My point was not to say that it was a problem for Ruby to not have
statement terminators. I was trying to answer
the question as to why the user was getting his error reported at EOF.
It's also pertinent because a lot of
discussion has been around the need for "better error messages". While
I have certainly seen cases where Ruby
error messages could be better, I don't think a little more work on
error messages is going to correct his issue.
It's implicit with the lack of statement terminators.

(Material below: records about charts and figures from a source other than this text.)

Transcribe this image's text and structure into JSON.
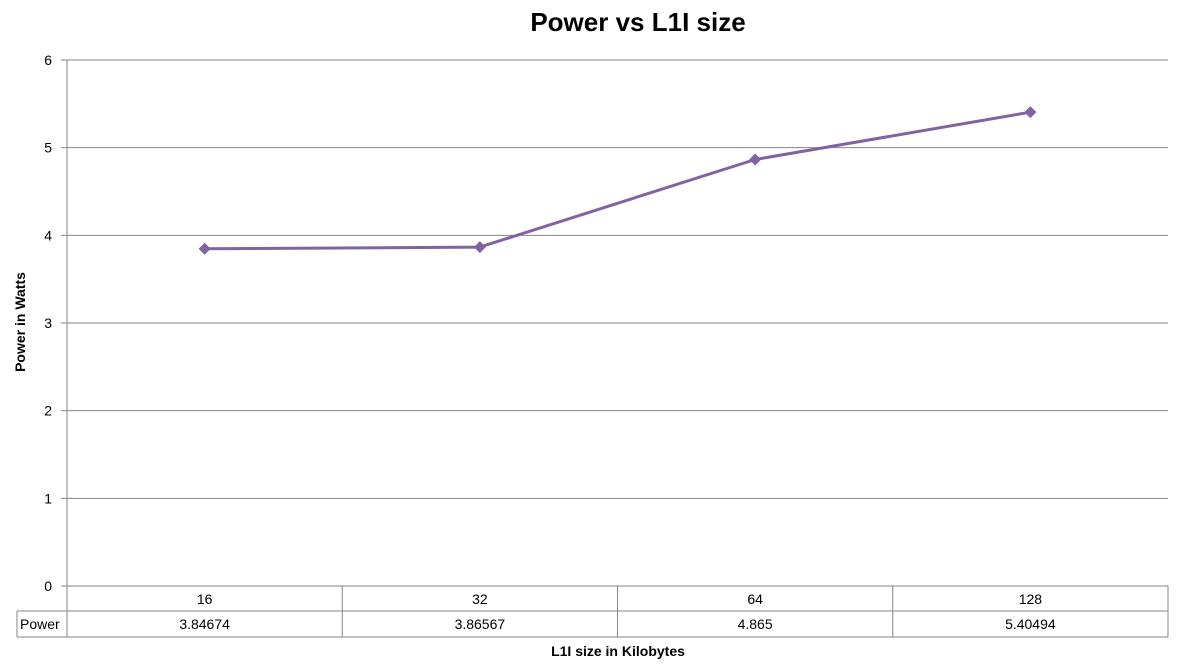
{
  "chart_data": {
    "type": "line",
    "title": "Power vs L1I size",
    "xlabel": "L1I size in Kilobytes",
    "ylabel": "Power in Watts",
    "categories": [
      "16",
      "32",
      "64",
      "128"
    ],
    "series": [
      {
        "name": "Power",
        "values": [
          3.84674,
          3.86567,
          4.865,
          5.40494
        ],
        "value_labels": [
          "3.84674",
          "3.86567",
          "4.865",
          "5.40494"
        ],
        "color": "#8064A2",
        "marker": "diamond"
      }
    ],
    "ylim": [
      0,
      6
    ],
    "yticks": [
      "0",
      "1",
      "2",
      "3",
      "4",
      "5",
      "6"
    ],
    "grid": true,
    "data_table": true,
    "legend": "none"
  }
}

Just about every language and compiler I've run across in 30+ years
has shown some head-scratching syntax errors, usually caused by a
mis-matched pair of somethings. The solution has always been some form
of tool besides the syntax error messages:
The old-fashioned way was for the compiler to produce a listing with
annotations on the side showing nesting levels of things like do/end
procedures/functions and their ends etc.
Proc Do
0 0 Function foo(a,b)
1 0 do while something
1 1 sing(a)
1 1 do something else
1 2 skip(b)
1 1 end
1 1 frobnitz()
1 0 end
0 0 end
Of course that looks ancient to anyone but us old greybeards who cut
our teeth on keypunches instead of vi or emacs.

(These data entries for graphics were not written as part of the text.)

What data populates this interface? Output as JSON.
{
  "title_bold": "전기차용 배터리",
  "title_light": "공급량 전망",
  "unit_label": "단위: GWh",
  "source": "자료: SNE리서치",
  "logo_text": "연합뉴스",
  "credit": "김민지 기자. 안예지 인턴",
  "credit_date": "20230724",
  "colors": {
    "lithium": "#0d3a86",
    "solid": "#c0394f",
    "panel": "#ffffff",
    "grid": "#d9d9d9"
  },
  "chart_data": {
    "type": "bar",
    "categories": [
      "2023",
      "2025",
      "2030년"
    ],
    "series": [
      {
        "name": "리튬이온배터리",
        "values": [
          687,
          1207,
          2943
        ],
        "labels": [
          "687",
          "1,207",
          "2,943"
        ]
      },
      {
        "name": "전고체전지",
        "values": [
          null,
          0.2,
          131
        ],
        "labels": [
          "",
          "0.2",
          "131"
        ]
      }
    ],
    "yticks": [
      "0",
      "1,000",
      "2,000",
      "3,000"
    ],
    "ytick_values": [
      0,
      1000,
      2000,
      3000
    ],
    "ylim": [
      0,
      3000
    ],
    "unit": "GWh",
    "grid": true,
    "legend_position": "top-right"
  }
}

The more modern way is to eschew listings in favor of editors which
are somewhat knowledgable of the language syntax and can do things
like fold, indent, and find matching items.
Back when I did Lisp, I learned techniques like numbering parentheses myself:
(a (b c)( (( (d e) f) ) ) ))))))))))
0 1 11234 4 3210
And of course those old Lots of Irritating Silly Parentheses
evaluators would throw away those unneeded closing parens.